Le conflit opposant la plus riche femme de France, Liliane Bettencourt, à sa fille unique, qui avait débouché l'année dernière sur une retentissante affaire d'État, vient de rebondir de plus belle.

Passant outre un protocole d'accord qui devait mettre fin à leur litige, Françoise Bettencourt-Meyers a déposé en début de semaine une requête devant un juge des tutelles, alléguant que l'entourage de l'héritière de L'Oréal cherche à profiter indûment de sa fortune.

La requête, dont le contenu a été rendu public par Le Monde, relève que «des inquiétudes sont apparues qui font craindre de nouvelles dérives contraires aux intérêts» de la femme de 88 ans.

Mme Bettencourt-Meyers dénonce un investissement récent de près de 150 millions de dollars de sa mère dans une entreprise spécialisée dans le jeu en ligne.
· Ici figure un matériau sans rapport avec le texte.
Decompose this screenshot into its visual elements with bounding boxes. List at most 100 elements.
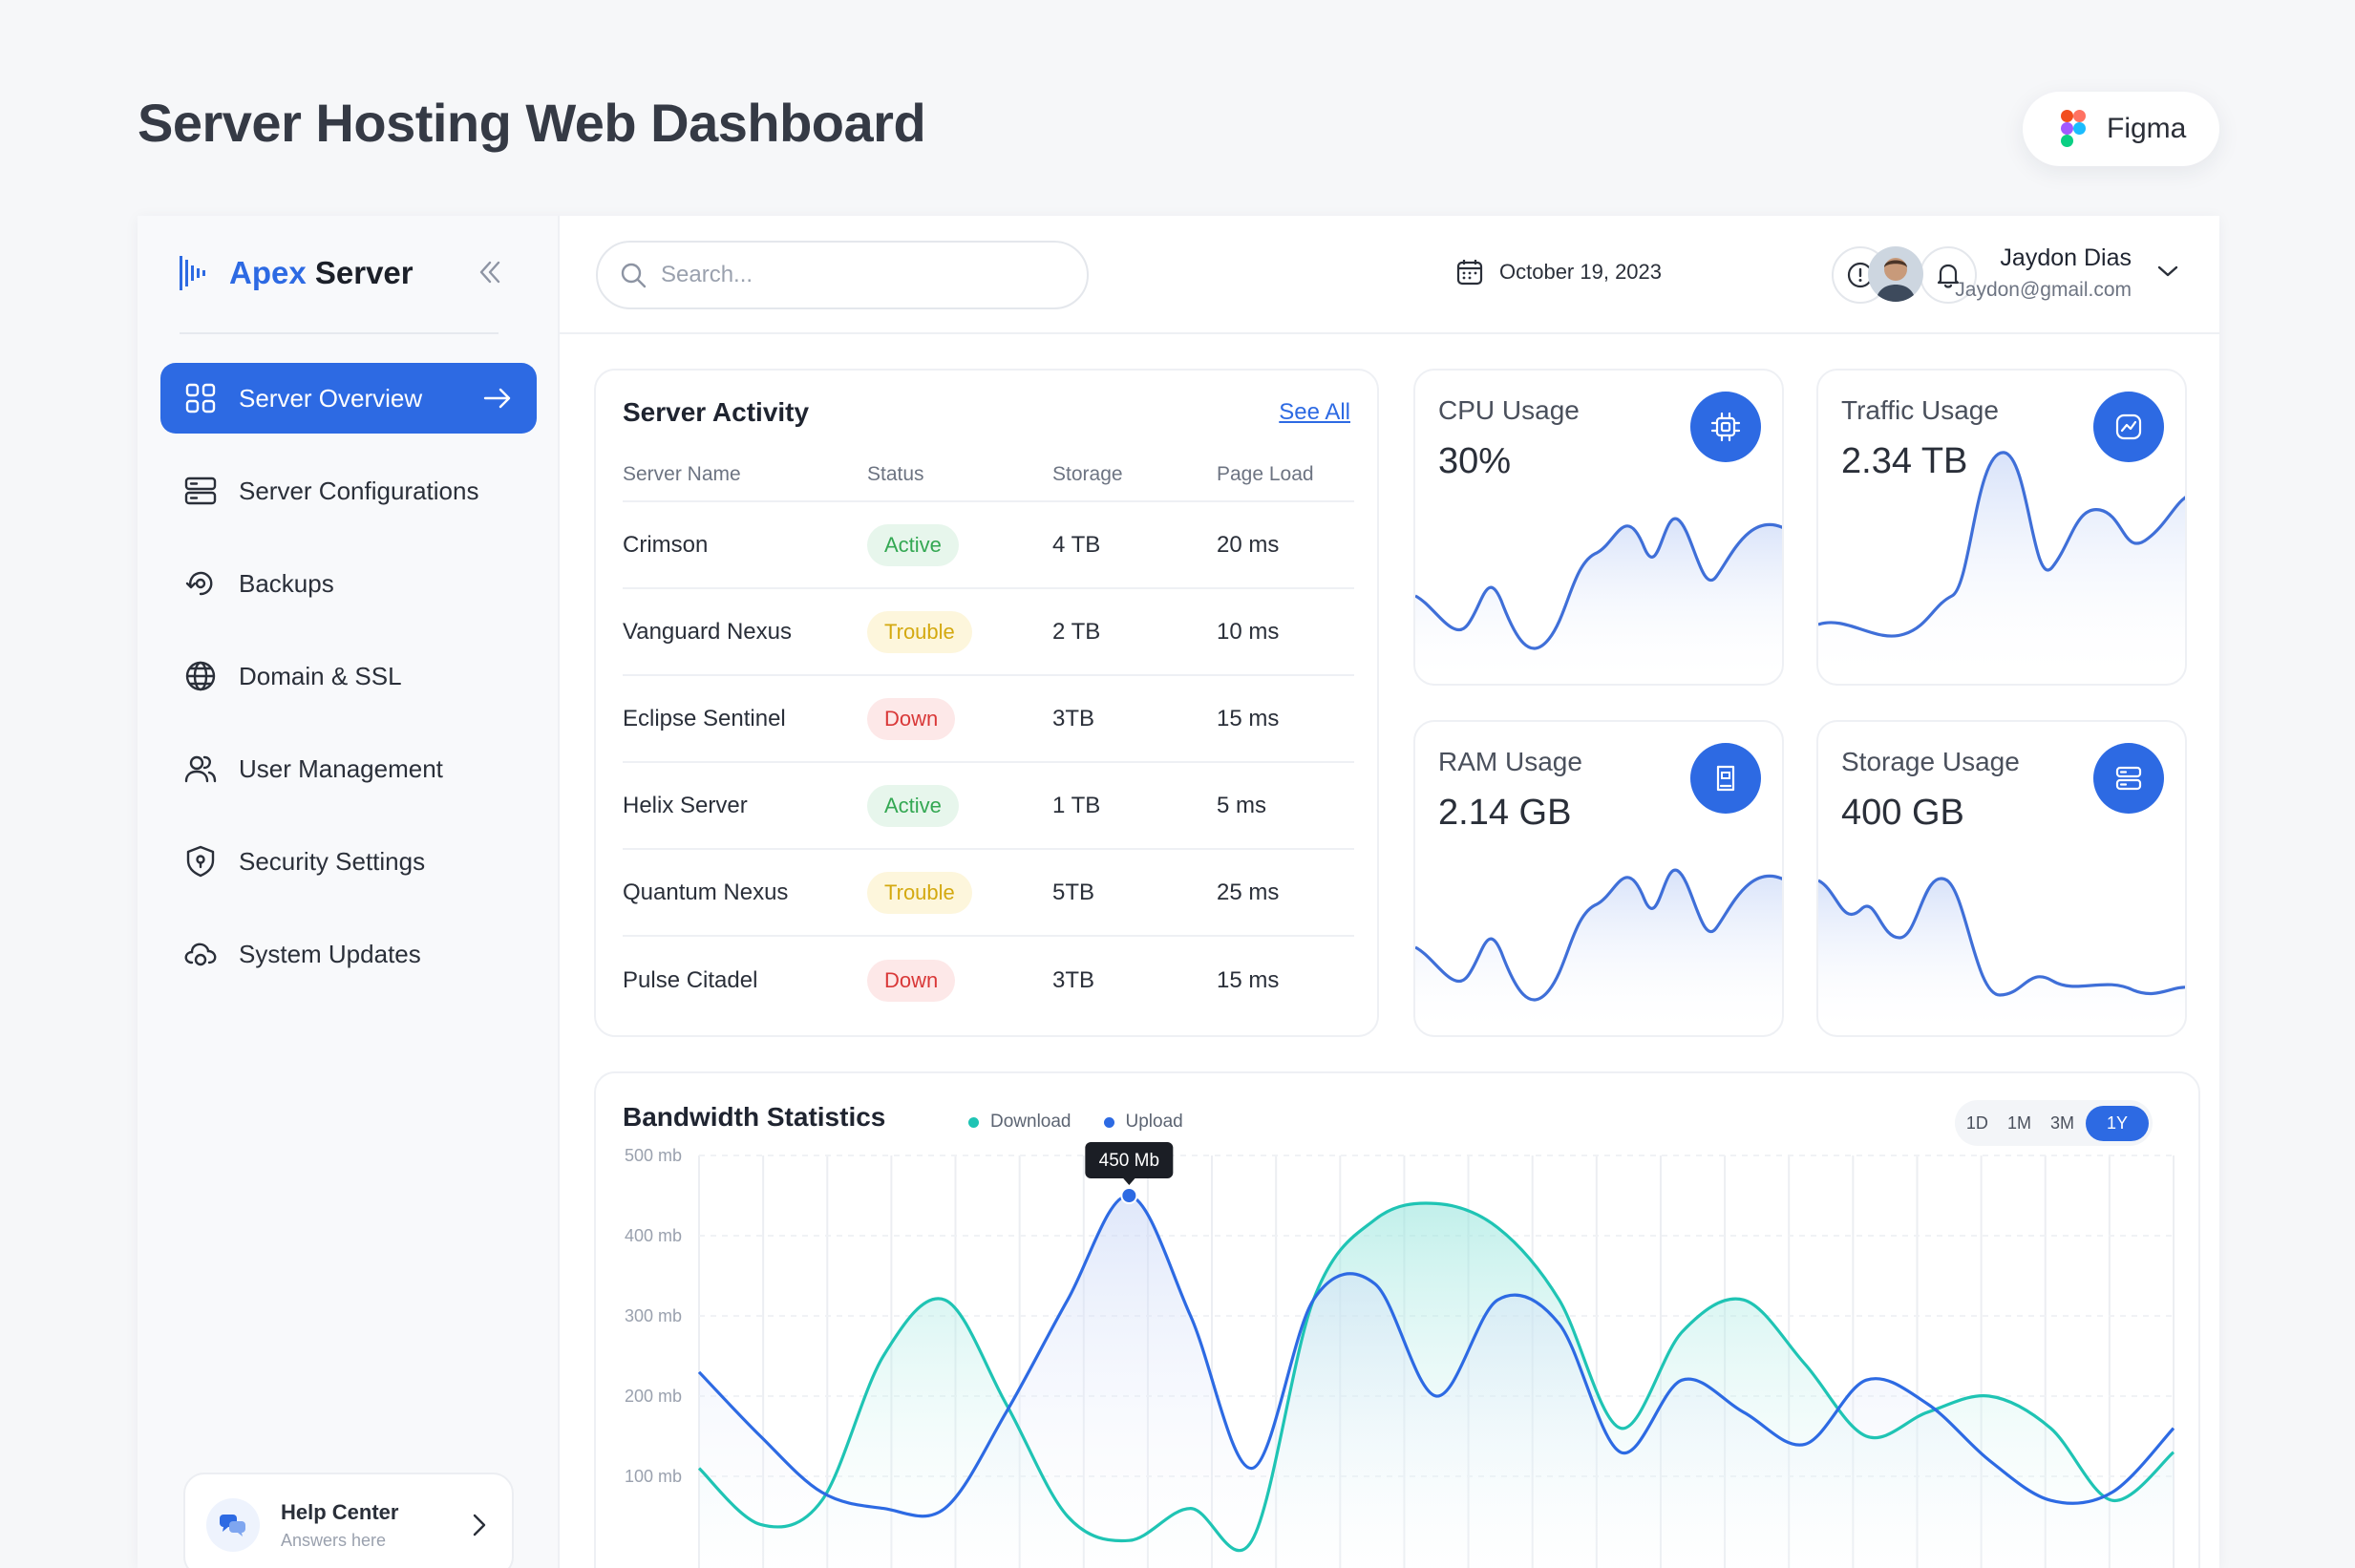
table-header: Server Name Status Storage Page Load — [623, 449, 1354, 502]
top-bar: October 19, 2023 Jaydon Dias Jaydon@gmai… — [560, 216, 2219, 334]
figma-logo-icon — [2061, 110, 2086, 147]
status-cell: Down — [867, 697, 1052, 740]
status-cell: Active — [867, 784, 1052, 827]
column-header[interactable]: Page Load — [1217, 463, 1314, 485]
search-box[interactable] — [596, 241, 1089, 309]
page-load-value: 5 ms — [1217, 792, 1267, 818]
sidebar: Apex Server Server Overview Server Confi… — [138, 216, 560, 1568]
date-display[interactable]: October 19, 2023 — [1455, 258, 1662, 286]
cpu-usage-card[interactable]: CPU Usage 30% — [1413, 369, 1784, 686]
page-load-value: 20 ms — [1217, 531, 1280, 558]
status-badge: Down — [867, 697, 956, 740]
page-load-value: 25 ms — [1217, 879, 1280, 905]
database-icon — [2093, 743, 2164, 814]
sidebar-item-security-settings[interactable]: Security Settings — [160, 826, 537, 897]
legend-dot — [968, 1116, 979, 1128]
search-input[interactable] — [661, 262, 1062, 288]
globe-icon — [185, 661, 216, 691]
server-name: Quantum Nexus — [623, 879, 789, 905]
range-1m-button[interactable]: 1M — [2006, 1112, 2031, 1133]
sidebar-item-label: Domain & SSL — [239, 661, 402, 690]
status-cell: Down — [867, 959, 1052, 1002]
column-header[interactable]: Server Name — [623, 463, 741, 485]
help-center-subtitle: Answers here — [281, 1530, 387, 1550]
figma-badge[interactable]: Figma — [2023, 92, 2219, 166]
series-area-upload — [699, 1195, 2174, 1568]
storage-usage-card[interactable]: Storage Usage 400 GB — [1816, 720, 2187, 1037]
avatar[interactable] — [1868, 246, 1923, 302]
metric-value: 400 GB — [1841, 793, 1964, 833]
ram-usage-card[interactable]: RAM Usage 2.14 GB — [1413, 720, 1784, 1037]
card-title: Server Activity — [623, 397, 810, 427]
user-email: Jaydon@gmail.com — [1955, 279, 2132, 301]
range-3m-button[interactable]: 3M — [2049, 1112, 2074, 1133]
range-1y-button[interactable]: 1Y — [2085, 1105, 2149, 1141]
metric-title: Traffic Usage — [1841, 395, 1999, 425]
status-badge: Trouble — [867, 871, 972, 914]
page-heading: Server Hosting Web Dashboard — [138, 93, 926, 153]
waveform-logo-icon — [180, 256, 205, 290]
server-activity-card: Server Activity See All Server Name Stat… — [594, 369, 1379, 1037]
sidebar-item-server-overview[interactable]: Server Overview — [160, 363, 537, 434]
column-header[interactable]: Storage — [1052, 463, 1123, 485]
series-line-download[interactable] — [697, 1201, 2175, 1552]
sidebar-item-backups[interactable]: Backups — [160, 548, 537, 619]
server-name: Helix Server — [623, 792, 748, 818]
status-badge: Trouble — [867, 610, 972, 653]
data-point-marker[interactable] — [1120, 1187, 1138, 1204]
date-text: October 19, 2023 — [1499, 260, 1663, 284]
see-all-link[interactable]: See All — [1279, 399, 1350, 425]
sidebar-item-user-management[interactable]: User Management — [160, 733, 537, 804]
brand-name: Apex Server — [229, 255, 414, 290]
storage-value: 3TB — [1052, 705, 1095, 731]
ram-sparkline — [1415, 868, 1782, 1035]
metric-title: CPU Usage — [1438, 395, 1580, 425]
traffic-usage-card[interactable]: Traffic Usage 2.34 TB — [1816, 369, 2187, 686]
help-center-card[interactable]: Help Center Answers here — [183, 1473, 514, 1568]
storage-value: 2 TB — [1052, 618, 1101, 645]
table-row[interactable]: Quantum Nexus Trouble 5TB 25 ms — [623, 850, 1354, 937]
sidebar-item-label: System Updates — [239, 939, 421, 968]
help-center-title: Help Center — [281, 1499, 399, 1524]
y-tick-label: 500 mb — [625, 1146, 682, 1165]
status-badge: Active — [867, 784, 959, 827]
table-row[interactable]: Eclipse Sentinel Down 3TB 15 ms — [623, 676, 1354, 763]
legend-download[interactable]: Download — [968, 1112, 1071, 1133]
legend-dot — [1103, 1116, 1114, 1128]
figma-label: Figma — [2107, 113, 2187, 144]
storage-value: 5TB — [1052, 879, 1095, 905]
sidebar-item-domain-ssl[interactable]: Domain & SSL — [160, 641, 537, 711]
arrow-right-icon — [483, 388, 511, 409]
chevron-down-icon[interactable] — [2156, 264, 2179, 279]
bell-icon — [1937, 264, 1960, 288]
collapse-sidebar-icon[interactable] — [477, 258, 502, 286]
column-header[interactable]: Status — [867, 463, 924, 485]
sidebar-item-server-configurations[interactable]: Server Configurations — [160, 456, 537, 526]
metric-value: 2.14 GB — [1438, 793, 1572, 833]
status-cell: Active — [867, 523, 1052, 566]
brand[interactable]: Apex Server — [180, 252, 414, 294]
search-icon — [621, 263, 647, 288]
sidebar-item-system-updates[interactable]: System Updates — [160, 919, 537, 989]
sidebar-item-label: Security Settings — [239, 846, 426, 876]
page-load-value: 15 ms — [1217, 705, 1280, 731]
dashboard: Apex Server Server Overview Server Confi… — [138, 216, 2219, 1568]
y-tick-label: 200 mb — [625, 1387, 682, 1406]
grid-icon — [185, 383, 216, 413]
metric-title: RAM Usage — [1438, 747, 1582, 776]
range-1d-button[interactable]: 1D — [1965, 1112, 1988, 1133]
server-name: Vanguard Nexus — [623, 618, 792, 645]
table-row[interactable]: Crimson Active 4 TB 20 ms — [623, 502, 1354, 589]
y-tick-label: 300 mb — [625, 1306, 682, 1325]
metric-value: 2.34 TB — [1841, 441, 1968, 481]
table-row[interactable]: Helix Server Active 1 TB 5 ms — [623, 763, 1354, 850]
legend-upload[interactable]: Upload — [1103, 1112, 1183, 1133]
sidebar-item-label: Backups — [239, 568, 334, 598]
table-row[interactable]: Pulse Citadel Down 3TB 15 ms — [623, 937, 1354, 1024]
status-badge: Active — [867, 523, 959, 566]
y-tick-label: 400 mb — [625, 1226, 682, 1245]
tooltip-label: 450 Mb — [1099, 1151, 1159, 1171]
chart-line-icon — [2093, 392, 2164, 462]
series-line-upload[interactable] — [697, 1194, 2175, 1518]
table-row[interactable]: Vanguard Nexus Trouble 2 TB 10 ms — [623, 589, 1354, 676]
Elle affirme que la transaction a été pilotée par l'avocat Pascal Wilhelm alors qu'il agissait à la fois comme avocat de l'entrepreneur concerné et comme mandataire des biens de Mme Bettencourt.

Tant Me Wilhelm que l'entrepreneur assurent qu'ils ont agi en toute transparence et avec le plein consentement de l'héritière de L'Oréal. Le bâtonnier de Paris a annoncé pour sa part l'ouverture d'une «enquête déontologique».

La saisie du juge des tutelles relance les spéculations sur l'état de santé de Liliane Bettencourt, qui souffre d'une «altération des capacités cognitives» et d'une «grave surdité» selon une ordonnance rendue en mars dernier. Le magistrat pourrait finalement décider de retirer le «mandat de protection» confié à Patrick Wilhelm pour désigner un tuteur de son choix.

Françoise Bettencourt-Meyers avait attiré l'attention du public en 2007 sur la situation de sa mère en portant plainte pour «abus de confiance» contre un dandy photographe qui s'était vu remettre plus d'un milliard d'euros de «dons» sous diverses formes. Elle avait parallèlement demandé la mise sous tutelle de sa mère, déclenchant une tempête de procédures.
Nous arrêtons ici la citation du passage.